Ried Rehabilitation Camp – Upper Austria
Ried im Innkreis in Upper Austria is located in a hollow of the Alpine foothills north of Hausruck Forest.
The camp was situated on the outskirts of the town, the surrounding countryside was fairly flat and described as being 'ideal TB healing' country. The idea of this camp was to house people with tuberculosis (TB) and people with disabilities (people who had little hope of resettlement due to the immigration system) and provide training opportunities so that they have better prospects for migration.
The camp was run by the International Refugee Organisation and the World's YMCA/YWCA.
Clare McMurray was Welfare Supervisor from November 1949 until August 1950.
Clare's reflections
Who and why
The people with tuberculosis (TB) were post sanatorium cases and they came to Ried so that they could be trained to do an occupation suitable for their health as many could no longer follow their own trade. The same applied to the disabled people who were mainly Jugoslav partisans who had been maimed fighting in the mountains. Some had lost an arm, others legs, some had no hands, some were blind.
These people were all in need of a new training and there was a faint hope that if we could show the selection teams that the people with TB and disabilities had a trade which they could follow, there might be a chance that some country would not consider them an encumbrance and would give them the chance of resettlement.
The conditions
The Ried camp was completely renovated and made into a modified sanatorium and the refugees here had the best living quarters of any I saw in Austria.
Part of the camp consists of barracks and the other part, on the other side of the road, is brick buildings 5x 2 story, 3x 1 story, and 1x3 story.
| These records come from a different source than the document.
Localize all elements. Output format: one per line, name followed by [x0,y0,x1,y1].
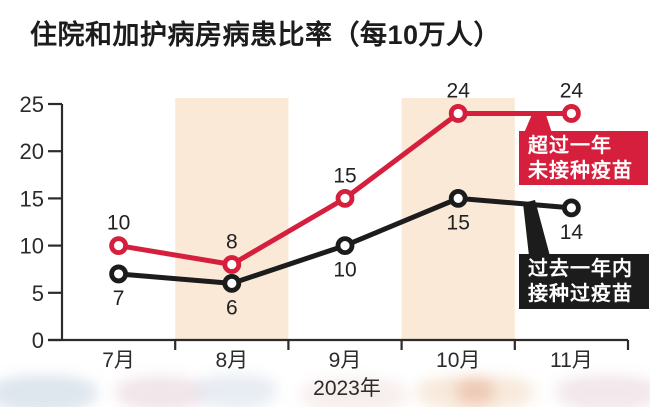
value-label: 24 [447,79,471,102]
legend-unvaccinated-line2: 未接种疫苗 [528,160,633,182]
data-point [335,188,355,208]
data-point [562,104,581,123]
value-label: 10 [107,212,130,235]
legend-unvaccinated: 超过一年 未接种疫苗 [519,131,648,185]
legend-vaccinated-line2: 接种过疫苗 [528,283,633,305]
data-point [109,264,128,284]
svg-text:0: 0 [32,328,44,353]
x-tick-labels: 7月 8月 9月 10月 11月 2023年 [102,349,593,400]
value-label: 24 [560,79,584,102]
background-photo-strip [0,357,650,407]
legend-unvaccinated-line1: 超过一年 [528,135,612,157]
callout-wedge-black [523,200,550,256]
svg-text:25: 25 [20,92,44,117]
month-label: 9月 [329,349,362,372]
value-label: 10 [333,259,356,282]
data-point [335,236,355,256]
data-point [222,273,242,293]
callout-wedge-red [524,112,552,133]
svg-text:5: 5 [32,281,44,306]
strip-fade [0,357,650,383]
data-point [109,236,128,256]
highlight-band [175,98,289,340]
svg-text:20: 20 [20,139,44,164]
year-label: 2023年 [313,377,381,400]
svg-text:15: 15 [20,186,44,211]
value-label: 6 [226,296,238,319]
svg-text:10: 10 [20,234,44,259]
legend-vaccinated: 过去一年内 接种过疫苗 [519,254,649,309]
y-tick-labels: 0 5 10 15 20 25 [20,92,44,353]
value-label: 14 [560,221,584,244]
axes [48,102,630,350]
highlight-band [401,98,515,340]
chart-title: 住院和加护病房病患比率（每10万人） [30,20,502,50]
value-label: 15 [333,164,356,187]
data-point [222,255,242,274]
value-label: 8 [226,230,238,253]
month-label: 8月 [215,349,248,372]
month-label: 7月 [102,349,135,372]
value-label: 15 [447,211,470,234]
data-point [562,198,581,218]
data-point [448,188,468,208]
data-point [448,104,468,123]
value-label: 7 [113,287,125,310]
legend-vaccinated-line1: 过去一年内 [528,258,633,280]
month-label: 11月 [550,349,593,372]
month-label: 10月 [436,349,480,372]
There is a very good bathhouse with shower cubicles and one large shower room with at least 40 showers. A hospital barrack, kitchen barrack, store rooms, garage, stables and theatre complete the set out.
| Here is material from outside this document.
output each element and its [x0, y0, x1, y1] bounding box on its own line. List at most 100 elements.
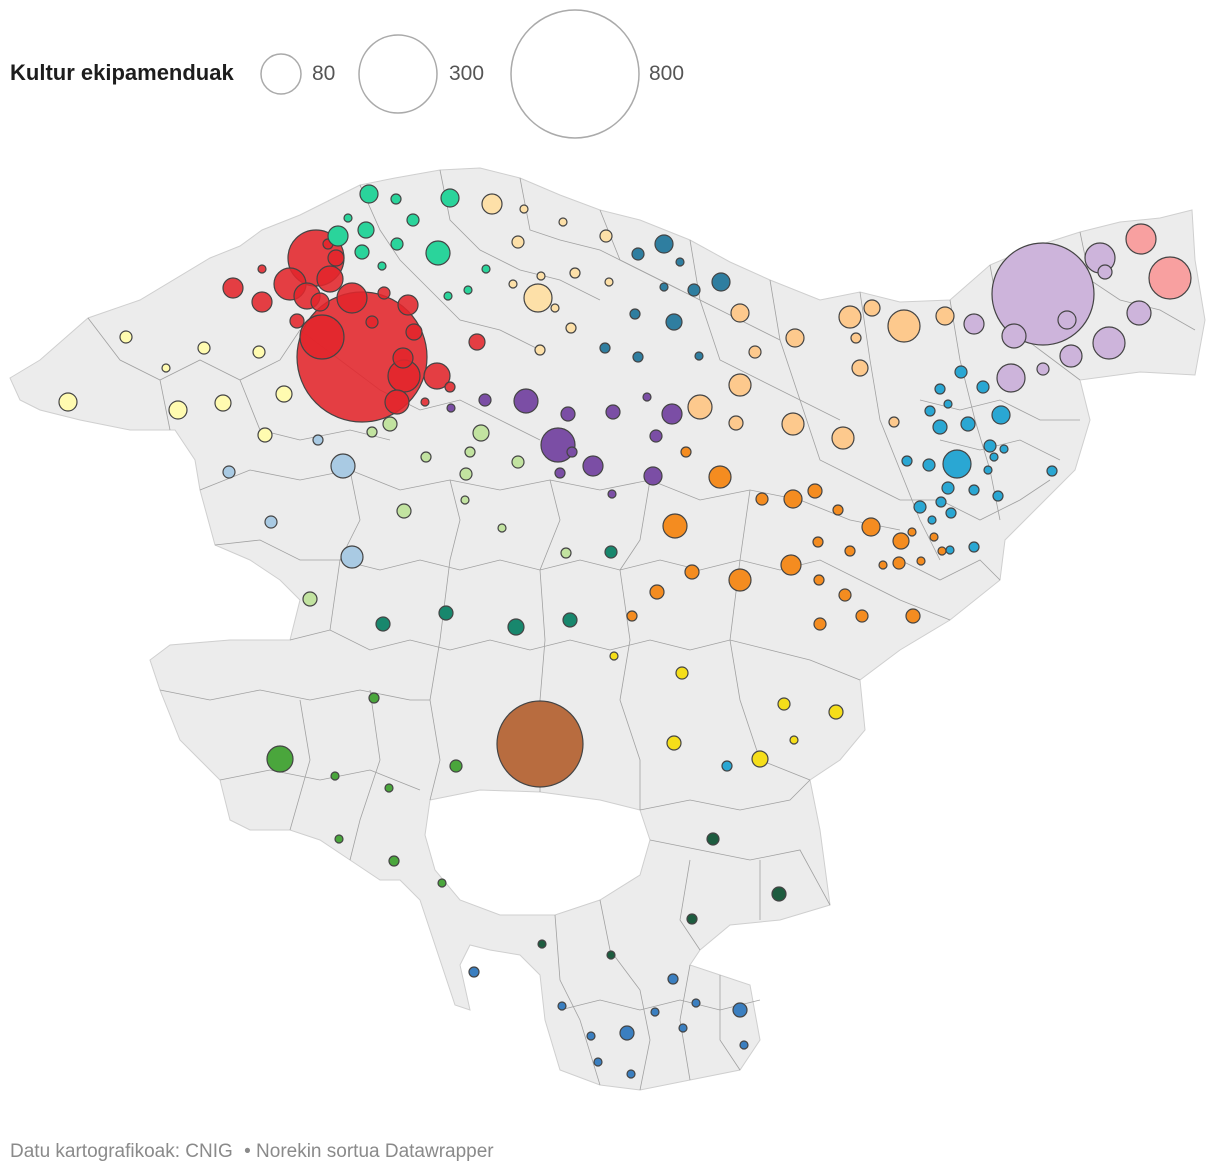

The barracks were divided up into small rooms, 2 people sharing a room and each barrack had toilets and washrooms. The kitchens had dining rooms attached so that they could all sit down to their meals and extra food supplies were allowed so that the menus could be varied.
Our welfare work
Large workshops were set up, teachers were employed and classes started. There were courses in joinery, shoemaking, dressmaking, radio mechanic, tailoring, electricity, motor mechanic, weaving, photography and painting. The men without a hand learned to be painters, in fact our one handed painters became quite well known. The people with TB went mainly to the radio and photography classes as this wasn’t strenuous work.
The YMCA provided all types of recreation – musical evenings, socials, dances, sport, clubs, library, film
shows, lectures, canteen. We opened a school and a nursery school for those under six years – and we built a church.